Em nota, Bertotti declarou, que "a informação de que o governo federal vai 'autorizar' a entrada de cruzeiros marítimos em Fernando de Noronha deixa mais uma vez evidente a maneira como a União lida" com o meio ambiente. "As referidas autoridades desconhecem a existência da limitação do número de visitantes em Fernando de Noronha e as consequências de colocar na ilha mais de 600 pessoas de uma só vez, como acontece no caso dos navios de cruzeiro", declara Bertotti.
"As 21 ilhas do arquipélago abrigam uma biodiversidade única e não podem ser alvo do modelo de turismo predatório sugerido no vídeo publicado pelo senador Flávio Bolsonaro e o presidente da Embratur, Gilson Machado". Bertotti afirmou que "fica claro como os representantes do governo federal se ocupam muito mais em querer impor um tipo de visitação que não respeita a natureza do que focalizar sua energia em iniciativas que respeitam o meio ambiente ou que ofereçam melhores condições de vida aos moradores do arquipélago".

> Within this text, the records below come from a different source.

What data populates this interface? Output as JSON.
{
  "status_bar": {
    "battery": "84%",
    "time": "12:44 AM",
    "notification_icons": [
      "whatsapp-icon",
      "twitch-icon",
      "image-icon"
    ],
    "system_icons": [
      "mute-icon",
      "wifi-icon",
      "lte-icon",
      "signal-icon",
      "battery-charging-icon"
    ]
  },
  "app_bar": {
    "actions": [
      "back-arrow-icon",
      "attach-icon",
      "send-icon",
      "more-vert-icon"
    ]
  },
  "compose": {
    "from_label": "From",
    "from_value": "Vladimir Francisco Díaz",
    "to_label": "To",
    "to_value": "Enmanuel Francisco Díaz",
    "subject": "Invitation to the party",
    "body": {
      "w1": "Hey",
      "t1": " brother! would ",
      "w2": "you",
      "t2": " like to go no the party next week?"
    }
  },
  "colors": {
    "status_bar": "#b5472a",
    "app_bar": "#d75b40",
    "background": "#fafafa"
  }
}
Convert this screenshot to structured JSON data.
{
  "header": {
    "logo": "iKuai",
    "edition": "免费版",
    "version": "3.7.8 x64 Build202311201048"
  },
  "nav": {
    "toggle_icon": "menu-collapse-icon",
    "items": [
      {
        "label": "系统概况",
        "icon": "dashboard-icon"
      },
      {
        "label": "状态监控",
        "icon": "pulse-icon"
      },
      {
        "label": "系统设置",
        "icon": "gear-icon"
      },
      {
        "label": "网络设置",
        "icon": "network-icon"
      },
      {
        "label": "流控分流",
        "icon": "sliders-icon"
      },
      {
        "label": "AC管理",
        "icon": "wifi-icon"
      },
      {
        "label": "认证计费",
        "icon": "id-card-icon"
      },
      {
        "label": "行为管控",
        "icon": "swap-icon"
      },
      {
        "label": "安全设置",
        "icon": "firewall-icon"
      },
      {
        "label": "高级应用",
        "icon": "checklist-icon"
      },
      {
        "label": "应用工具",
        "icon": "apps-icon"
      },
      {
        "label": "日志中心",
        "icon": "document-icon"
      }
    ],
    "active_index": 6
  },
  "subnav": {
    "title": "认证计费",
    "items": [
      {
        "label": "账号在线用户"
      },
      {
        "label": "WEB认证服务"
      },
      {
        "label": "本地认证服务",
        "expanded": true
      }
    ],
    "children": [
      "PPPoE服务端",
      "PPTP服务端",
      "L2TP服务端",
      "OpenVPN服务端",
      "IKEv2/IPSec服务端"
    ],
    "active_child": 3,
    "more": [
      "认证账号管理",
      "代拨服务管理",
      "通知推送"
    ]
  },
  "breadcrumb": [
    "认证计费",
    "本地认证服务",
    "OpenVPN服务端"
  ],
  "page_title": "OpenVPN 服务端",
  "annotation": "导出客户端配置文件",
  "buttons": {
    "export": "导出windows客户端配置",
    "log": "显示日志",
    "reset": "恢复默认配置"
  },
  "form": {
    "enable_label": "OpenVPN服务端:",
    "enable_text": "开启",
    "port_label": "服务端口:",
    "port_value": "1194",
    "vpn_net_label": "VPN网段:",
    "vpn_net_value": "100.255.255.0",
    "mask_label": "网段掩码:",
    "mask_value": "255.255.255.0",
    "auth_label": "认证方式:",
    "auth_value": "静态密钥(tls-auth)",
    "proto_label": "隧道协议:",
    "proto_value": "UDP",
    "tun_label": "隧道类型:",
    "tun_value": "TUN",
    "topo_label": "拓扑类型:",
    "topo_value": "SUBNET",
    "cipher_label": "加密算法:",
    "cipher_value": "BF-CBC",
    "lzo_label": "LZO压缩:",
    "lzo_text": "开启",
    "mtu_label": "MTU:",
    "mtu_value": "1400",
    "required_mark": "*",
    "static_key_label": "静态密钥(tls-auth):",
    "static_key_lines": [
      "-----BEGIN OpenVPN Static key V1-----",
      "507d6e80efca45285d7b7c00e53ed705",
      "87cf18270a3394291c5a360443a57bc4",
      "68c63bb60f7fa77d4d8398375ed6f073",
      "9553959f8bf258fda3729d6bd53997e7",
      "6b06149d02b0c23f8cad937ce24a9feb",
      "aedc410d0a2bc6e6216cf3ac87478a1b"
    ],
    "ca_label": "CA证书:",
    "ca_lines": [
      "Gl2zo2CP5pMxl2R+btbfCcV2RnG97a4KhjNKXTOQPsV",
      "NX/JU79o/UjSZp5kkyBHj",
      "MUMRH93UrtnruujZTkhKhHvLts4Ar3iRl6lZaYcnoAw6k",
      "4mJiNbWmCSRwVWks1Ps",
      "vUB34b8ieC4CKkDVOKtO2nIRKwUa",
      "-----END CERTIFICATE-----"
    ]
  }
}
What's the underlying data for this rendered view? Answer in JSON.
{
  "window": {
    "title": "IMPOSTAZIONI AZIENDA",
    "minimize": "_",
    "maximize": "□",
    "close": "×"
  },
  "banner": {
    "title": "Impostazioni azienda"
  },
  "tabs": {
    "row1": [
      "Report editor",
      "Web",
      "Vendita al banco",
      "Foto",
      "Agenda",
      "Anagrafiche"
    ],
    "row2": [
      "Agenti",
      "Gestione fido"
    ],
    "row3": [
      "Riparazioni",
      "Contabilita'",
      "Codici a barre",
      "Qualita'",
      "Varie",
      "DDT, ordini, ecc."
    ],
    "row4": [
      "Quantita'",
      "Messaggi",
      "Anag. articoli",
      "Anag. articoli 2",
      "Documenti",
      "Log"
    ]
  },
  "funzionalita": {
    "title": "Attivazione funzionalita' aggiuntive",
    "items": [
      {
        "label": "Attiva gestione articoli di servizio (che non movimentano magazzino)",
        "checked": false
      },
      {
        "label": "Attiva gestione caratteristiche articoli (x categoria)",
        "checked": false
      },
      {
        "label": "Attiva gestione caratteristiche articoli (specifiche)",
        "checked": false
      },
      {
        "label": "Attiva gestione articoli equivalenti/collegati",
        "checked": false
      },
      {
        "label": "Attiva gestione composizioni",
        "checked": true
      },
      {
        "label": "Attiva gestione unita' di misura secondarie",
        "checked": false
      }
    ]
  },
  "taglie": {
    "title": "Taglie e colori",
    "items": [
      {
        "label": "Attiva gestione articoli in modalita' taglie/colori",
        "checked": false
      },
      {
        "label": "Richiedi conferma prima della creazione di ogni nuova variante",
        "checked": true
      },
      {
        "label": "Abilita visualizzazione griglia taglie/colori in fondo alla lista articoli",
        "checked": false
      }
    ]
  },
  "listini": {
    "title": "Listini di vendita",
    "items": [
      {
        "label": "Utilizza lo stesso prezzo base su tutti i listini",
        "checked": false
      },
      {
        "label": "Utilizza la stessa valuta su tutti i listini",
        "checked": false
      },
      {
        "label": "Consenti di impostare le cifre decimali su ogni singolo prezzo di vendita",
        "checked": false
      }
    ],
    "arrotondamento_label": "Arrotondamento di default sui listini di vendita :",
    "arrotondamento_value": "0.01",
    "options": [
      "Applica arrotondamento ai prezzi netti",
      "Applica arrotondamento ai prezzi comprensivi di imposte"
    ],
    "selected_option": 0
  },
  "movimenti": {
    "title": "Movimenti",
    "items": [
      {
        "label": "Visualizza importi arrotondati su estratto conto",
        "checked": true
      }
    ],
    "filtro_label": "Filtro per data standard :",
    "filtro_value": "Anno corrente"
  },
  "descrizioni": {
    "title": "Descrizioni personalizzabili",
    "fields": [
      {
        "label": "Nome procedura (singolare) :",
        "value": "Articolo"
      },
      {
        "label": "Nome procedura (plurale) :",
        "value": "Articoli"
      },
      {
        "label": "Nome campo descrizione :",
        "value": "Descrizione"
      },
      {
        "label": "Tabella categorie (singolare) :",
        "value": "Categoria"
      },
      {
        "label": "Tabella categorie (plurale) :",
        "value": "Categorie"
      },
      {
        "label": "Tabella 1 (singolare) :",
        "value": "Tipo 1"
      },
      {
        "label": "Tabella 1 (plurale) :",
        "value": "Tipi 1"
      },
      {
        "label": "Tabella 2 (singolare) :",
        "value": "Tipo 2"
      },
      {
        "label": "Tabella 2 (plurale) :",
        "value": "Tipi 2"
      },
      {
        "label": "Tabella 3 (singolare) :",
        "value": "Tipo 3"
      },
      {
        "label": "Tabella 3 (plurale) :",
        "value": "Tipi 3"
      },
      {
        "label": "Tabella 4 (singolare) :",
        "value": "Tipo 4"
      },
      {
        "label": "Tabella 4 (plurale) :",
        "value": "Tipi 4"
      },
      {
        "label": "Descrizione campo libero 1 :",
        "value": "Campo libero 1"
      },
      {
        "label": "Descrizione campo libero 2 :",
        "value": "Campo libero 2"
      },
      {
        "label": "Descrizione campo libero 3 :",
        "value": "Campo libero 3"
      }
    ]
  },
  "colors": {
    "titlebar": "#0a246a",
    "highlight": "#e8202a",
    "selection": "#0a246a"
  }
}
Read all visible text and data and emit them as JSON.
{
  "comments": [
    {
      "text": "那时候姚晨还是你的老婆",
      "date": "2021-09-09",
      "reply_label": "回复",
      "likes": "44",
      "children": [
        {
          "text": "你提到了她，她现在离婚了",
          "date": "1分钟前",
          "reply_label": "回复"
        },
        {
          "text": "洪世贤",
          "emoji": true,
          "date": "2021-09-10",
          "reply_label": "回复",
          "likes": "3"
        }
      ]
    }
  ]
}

O governo de Pernambuco é responsável pela administração do território estadual de Fernando de Noronha e, segundo o secretário, tem investido em programas sustentáveis como o Plástico Zero, que impede a entrada de embalagens plásticas descartáveis na ilha; e o Carbono Zero que, por lei, determina a substituição gradativa dos veículos a combustão por elétricos no local.
No passado, declarou Bertotti, o governo de Pernambuco investiu R$ 10,5 milhões na construção de casas populares, uma nova creche, a sede do Centro de Referência de Assistência Social e novos equipamentos para o Hospital São Lucas, além da requalificação do porto. "Novas ações estão em processo de contratação como o novo estudo de capacidade de suporte, plano diretor e a lei de uso e ocupação do solo. Seguiremos firmes no propósito de manter Fernando de Noronha como uma referência de preservação ambiental e de boas práticas de sustentabilidade e de turismo", afirmou.